How do I collaborate with Jed in Toledo?
There have been a lot of solutions proposed. Historically they have involved software solutions that require me to work on a document on my computer, upload it to a collaboration system and wait for Jed. He will then add comments, upload a new version or do both.
The likely answer if Jed and I don’t work for the same company is that we'll use email. After all this time, email is still the most used collaboration tool. Maybe instead of declaring email as dead, we should examine why email works and apply that to our efforts to improve collaboration.
Email is Brilliant, Except …
Have you ever stopped to think about why email is so pervasive in your life? It is actually quite simple. You can collaborate with anyone, anywhere and get things done. Nobody is forced to use the same application, operating system or device, yet all can use email. It is universally available.
When was the last time you were worried about what email application the person on the other end of your email was using? I think it was sometime in the '90s for me.
It is those same features that allow things to quickly get out of control.
- Which message has the latest version?
- When two or more people make simultaneous edits, how do you merge them?
- What happens when someone just hits Reply versus Reply All or vice versa?
- As communication threads diverge, cross and converge again, how do you keep the comments in the body of the emails straight?
- How do you stop someone from accidentally, or purposely, entering an email address for someone who shouldn’t see what is happening?

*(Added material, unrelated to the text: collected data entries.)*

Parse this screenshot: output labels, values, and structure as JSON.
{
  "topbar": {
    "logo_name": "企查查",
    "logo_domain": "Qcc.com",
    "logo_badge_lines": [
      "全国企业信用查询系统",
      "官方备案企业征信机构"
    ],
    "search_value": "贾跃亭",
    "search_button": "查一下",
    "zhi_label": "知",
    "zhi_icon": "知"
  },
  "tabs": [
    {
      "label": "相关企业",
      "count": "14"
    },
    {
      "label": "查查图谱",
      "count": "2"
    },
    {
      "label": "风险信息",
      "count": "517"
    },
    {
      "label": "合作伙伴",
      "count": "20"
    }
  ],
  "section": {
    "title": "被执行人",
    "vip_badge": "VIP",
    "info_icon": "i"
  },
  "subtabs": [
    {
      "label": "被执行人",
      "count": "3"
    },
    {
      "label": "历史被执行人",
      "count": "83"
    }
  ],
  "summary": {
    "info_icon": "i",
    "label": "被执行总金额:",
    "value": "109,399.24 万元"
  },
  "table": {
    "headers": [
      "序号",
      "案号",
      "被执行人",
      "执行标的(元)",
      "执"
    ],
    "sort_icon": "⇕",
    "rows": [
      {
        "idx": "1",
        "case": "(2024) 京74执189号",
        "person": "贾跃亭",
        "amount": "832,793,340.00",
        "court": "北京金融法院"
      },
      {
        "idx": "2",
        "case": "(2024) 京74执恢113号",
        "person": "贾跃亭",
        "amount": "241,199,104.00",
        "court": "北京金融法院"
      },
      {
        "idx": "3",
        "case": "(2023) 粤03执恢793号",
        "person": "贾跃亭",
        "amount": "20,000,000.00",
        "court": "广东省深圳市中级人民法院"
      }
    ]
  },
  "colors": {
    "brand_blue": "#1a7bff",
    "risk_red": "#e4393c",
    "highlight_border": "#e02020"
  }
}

It can be a challenge using email to collaborate on only one document. When you start juggling multiple email threads around different documents at the same time it gets complicated. The challenges grow exponentially until the concept of managing the process becomes a dream.
Lessons from Email
What can we take from the ease with which people collaborate with email? Simply put, allow people to collaborate with the tools that they are comfortable using. Email is comfortable. Email is powered by the SMTP protocol.
It is too much to hope for a standard similar to SMTP to make collaboration as universal as email. The creation of such a standard would be a complicated process and the resulting specification could easily become a convoluted nightmare. Even if people could agree, it would take years to develop while the world continued to rapidly change around us.
What Now?
The answer lies in the cloud. It is a central place that anyone can leverage and access. If I want to collaborate with Jed today, I can readily invite him to work with me in the Alfresco Cloud. If he wants to work with me, he can invite me to his preferred tool, such as Google Drive. Ideally we would pick one place to work on all of our efforts. While advanced collaboration features come at a price, basic collaboration is generally free for all.
What makes this attractive is the return of the desktop application. In the '90s, every system had a application on the desktop. With the advent of web technology, everything moved to the browser except for basic productivity applications. The goal was to ease the requirements on the desktop and centralize enterprise applications.
Over the next decade, everyone continued to struggle with collaboration on basic documents. Then smart phones arrived and reminded everyone of the power of the native application.
Learning Opportunities
Natively is how people want to collaborate. Collaboration is about working together to be more productive. Collaboration-enabling tools needs to be connected to our other productivity tools in order to streamline the process.
That is our future. We will be collaborating natively and not in siloed systems. Collaboration will not be somewhere we go to perform. It will be part of our everyday fabric.
It is already starting to work like that on our mobile devices. Our desktops and laptops are next.
Universal Harmony is Not Imminent
Like email, there is unlikely to ever be one single solution. As universal as email has become, there are still many application options for people. The difference is that in collaboration, we are going to have to accept working on different solutions simultaneously.
This will change one day. The industry will eventually create a standard protocol that will allow them to communicate with each other. That day is likely far away as the vendors will not take the time to create such standards until the days of rapid growth in cloud collaboration end.
Between now and then, expect to see more and more capability to arrive for your laptop and desktops. Expect to collaborate natively where you work and not separately. Collaboration, when done right, is simple for all parties involved.
Simple means collaborating seamlessly as you work, not in addition to your work.